Ted Cruz a déclaré que « le régime iranien cherche à transformer le Front Polisario en une version des Houthis en Afrique de l’Ouest, pour compromettre la sécurité nationale des États-Unis et de leurs alliés. Le Front Polisario collabore avec des groupes terroristes iraniens, reçoit des drones du Corps des gardiens de la révolution islamique et transporte des armes dans la région pour le compte du régime iranien ». Le projet de loi appelle à appliquer « les sanctions antiterroristes les plus sévères que les États-Unis puissent imposer pour contrer ces menaces ». Une fois la désignation adoptée, « le Front Polisario et ses dirigeants seront privés d’accès au système financier mondial, aux voyages internationaux et aux ressources nécessaires pour mener leurs activités terroristes », a-t-il affirmé.

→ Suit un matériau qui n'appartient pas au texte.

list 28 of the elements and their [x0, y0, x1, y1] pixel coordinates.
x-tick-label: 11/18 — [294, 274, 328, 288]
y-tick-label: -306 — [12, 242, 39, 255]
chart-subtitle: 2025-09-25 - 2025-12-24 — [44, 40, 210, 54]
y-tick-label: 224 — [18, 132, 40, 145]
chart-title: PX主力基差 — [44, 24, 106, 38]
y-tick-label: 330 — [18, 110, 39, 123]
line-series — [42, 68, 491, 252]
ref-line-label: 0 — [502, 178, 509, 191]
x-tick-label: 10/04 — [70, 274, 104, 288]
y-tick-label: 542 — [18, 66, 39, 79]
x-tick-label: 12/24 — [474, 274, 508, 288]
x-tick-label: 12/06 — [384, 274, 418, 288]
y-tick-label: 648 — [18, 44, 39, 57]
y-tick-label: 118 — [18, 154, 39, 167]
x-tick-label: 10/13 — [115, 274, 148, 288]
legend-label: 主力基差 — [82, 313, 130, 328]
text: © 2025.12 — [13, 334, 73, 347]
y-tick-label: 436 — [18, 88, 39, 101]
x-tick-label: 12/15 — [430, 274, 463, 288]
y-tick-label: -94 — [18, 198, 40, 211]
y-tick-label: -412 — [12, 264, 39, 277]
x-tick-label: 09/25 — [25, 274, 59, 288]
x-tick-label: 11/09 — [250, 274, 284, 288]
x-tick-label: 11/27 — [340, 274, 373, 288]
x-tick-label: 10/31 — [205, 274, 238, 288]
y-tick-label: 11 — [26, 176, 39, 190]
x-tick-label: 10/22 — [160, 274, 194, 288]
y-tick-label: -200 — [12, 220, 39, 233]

Ce type de proposition de loi est fréquent au Congrès mais son adoption dépend d’un long processus législatif et du soutien des deux chambres. Elle s’ajoute au projet de loi déposé le 24 juin 2025 par les parlementaires Joe Wilson (républicain) et Jimmy Panetta (démocrate), qui vise également à classer le Polisario comme entité terroriste. Front qui, par ailleurs, a réaffirmé son attachement à l’option du « référendum » comme voie de règlement du conflit du Sahara, estimant qu’il s’agit du cadre devant conduire à une solution définitive au différend. Cette position a été exprimée par son représentant en Algérie, Khatri Addouh, dans un entretien accordé au journal algérien Echorouk.

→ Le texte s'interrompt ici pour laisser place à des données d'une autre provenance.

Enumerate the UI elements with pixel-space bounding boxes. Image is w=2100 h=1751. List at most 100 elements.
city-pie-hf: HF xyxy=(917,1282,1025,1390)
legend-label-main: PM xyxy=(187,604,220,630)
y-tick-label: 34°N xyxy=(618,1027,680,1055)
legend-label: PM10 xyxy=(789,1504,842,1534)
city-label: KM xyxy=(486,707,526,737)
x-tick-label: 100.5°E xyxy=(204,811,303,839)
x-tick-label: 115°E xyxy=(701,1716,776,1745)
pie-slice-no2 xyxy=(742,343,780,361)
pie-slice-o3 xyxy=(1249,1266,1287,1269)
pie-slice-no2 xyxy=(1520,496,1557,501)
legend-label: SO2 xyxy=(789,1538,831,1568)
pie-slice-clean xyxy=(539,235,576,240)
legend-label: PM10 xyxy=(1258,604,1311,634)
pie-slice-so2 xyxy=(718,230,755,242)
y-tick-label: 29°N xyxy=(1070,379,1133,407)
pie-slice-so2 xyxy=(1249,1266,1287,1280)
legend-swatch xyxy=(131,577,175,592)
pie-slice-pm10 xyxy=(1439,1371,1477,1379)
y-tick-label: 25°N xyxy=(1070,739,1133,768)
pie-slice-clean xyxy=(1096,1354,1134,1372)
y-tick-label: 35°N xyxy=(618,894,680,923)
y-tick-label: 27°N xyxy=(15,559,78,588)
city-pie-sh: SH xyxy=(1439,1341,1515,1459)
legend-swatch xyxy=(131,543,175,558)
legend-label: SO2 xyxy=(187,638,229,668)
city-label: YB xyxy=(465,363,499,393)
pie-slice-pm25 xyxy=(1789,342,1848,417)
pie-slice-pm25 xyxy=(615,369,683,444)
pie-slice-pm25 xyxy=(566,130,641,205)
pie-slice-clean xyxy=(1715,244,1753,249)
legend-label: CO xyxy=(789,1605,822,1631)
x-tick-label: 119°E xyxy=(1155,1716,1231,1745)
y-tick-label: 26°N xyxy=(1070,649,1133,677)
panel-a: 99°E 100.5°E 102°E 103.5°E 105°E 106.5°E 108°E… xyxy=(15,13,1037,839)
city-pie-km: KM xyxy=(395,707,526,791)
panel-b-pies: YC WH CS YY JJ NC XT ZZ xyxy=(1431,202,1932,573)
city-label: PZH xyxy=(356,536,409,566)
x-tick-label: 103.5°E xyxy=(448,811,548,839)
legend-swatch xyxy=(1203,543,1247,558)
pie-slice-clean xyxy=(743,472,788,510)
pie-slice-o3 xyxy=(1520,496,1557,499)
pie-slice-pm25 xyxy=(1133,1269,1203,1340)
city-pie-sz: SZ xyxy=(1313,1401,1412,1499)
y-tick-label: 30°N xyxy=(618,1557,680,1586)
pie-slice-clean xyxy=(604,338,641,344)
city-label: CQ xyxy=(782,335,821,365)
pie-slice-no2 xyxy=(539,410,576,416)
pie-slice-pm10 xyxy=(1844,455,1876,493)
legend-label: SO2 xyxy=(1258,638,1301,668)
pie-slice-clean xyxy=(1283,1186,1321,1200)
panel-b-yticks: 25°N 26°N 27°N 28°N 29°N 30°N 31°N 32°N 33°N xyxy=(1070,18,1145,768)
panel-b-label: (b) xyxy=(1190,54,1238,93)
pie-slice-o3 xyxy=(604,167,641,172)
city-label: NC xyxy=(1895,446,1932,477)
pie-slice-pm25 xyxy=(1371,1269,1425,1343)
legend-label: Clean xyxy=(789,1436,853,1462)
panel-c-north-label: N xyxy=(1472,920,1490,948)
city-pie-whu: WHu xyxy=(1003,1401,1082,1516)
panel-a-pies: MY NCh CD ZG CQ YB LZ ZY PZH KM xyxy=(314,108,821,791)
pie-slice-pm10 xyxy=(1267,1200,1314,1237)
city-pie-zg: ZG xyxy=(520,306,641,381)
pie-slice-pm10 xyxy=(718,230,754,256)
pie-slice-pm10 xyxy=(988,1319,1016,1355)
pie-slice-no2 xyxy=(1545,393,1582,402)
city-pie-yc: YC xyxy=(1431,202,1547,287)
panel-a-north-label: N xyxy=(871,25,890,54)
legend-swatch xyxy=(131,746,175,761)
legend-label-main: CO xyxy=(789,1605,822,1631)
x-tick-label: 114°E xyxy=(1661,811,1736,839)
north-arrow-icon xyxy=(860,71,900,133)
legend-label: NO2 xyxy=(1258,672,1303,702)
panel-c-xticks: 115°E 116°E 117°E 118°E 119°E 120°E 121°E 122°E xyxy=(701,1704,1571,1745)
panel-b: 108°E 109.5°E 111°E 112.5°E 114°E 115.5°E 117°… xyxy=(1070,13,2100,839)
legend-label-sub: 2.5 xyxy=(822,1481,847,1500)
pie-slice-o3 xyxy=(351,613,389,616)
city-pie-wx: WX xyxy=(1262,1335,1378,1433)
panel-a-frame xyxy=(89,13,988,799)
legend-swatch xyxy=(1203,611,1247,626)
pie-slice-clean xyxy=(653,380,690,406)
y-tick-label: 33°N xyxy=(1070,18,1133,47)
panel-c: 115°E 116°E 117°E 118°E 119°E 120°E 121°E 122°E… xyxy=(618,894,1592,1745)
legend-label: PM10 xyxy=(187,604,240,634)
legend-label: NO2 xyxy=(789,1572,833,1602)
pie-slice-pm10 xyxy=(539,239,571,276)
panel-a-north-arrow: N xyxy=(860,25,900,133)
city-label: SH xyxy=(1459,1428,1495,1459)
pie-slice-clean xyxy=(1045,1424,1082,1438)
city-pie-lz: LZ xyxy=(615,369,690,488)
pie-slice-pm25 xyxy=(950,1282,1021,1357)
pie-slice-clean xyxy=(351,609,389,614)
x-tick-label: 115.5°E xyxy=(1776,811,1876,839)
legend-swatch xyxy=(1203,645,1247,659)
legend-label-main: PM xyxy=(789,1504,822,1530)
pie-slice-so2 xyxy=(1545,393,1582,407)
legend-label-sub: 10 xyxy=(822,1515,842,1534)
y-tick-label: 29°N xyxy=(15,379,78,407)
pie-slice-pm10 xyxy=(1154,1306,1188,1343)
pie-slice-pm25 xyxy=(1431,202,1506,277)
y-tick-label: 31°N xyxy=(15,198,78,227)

Le responsable du mouvement séparatiste a expliqué que les consultations parrainées par l’Organisation des Nations unies et les États-Unis, réunissant les quatre parties – le Maroc, l’Algérie, la Mauritanie et le polisario – s’inscrivent dans une tentative de relancer un nouveau processus de négociations sous l’égide de l’ONU. Il a ajouté que ce processus s’appuie sur la résolution 2797 du Conseil de sécurité des Nations unies adoptée le 31 octobre dernier, affirmant que son objectif est de parvenir à une formule garantissant ce qu’il a qualifié de « droit à l’autodétermination », tout en recherchant une solution consensuelle entre les parties concernées par le conflit.
Selon lui, la poursuite de l’engagement du Polisario dans les efforts onusiens reste conditionnée au respect de ces principes, soulignant que toute orientation qui ne conduirait pas, selon ses termes, à permettre au « peuple sahraoui » d’exercer son autodétermination pourrait entraver les efforts politiques et mener à une impasse.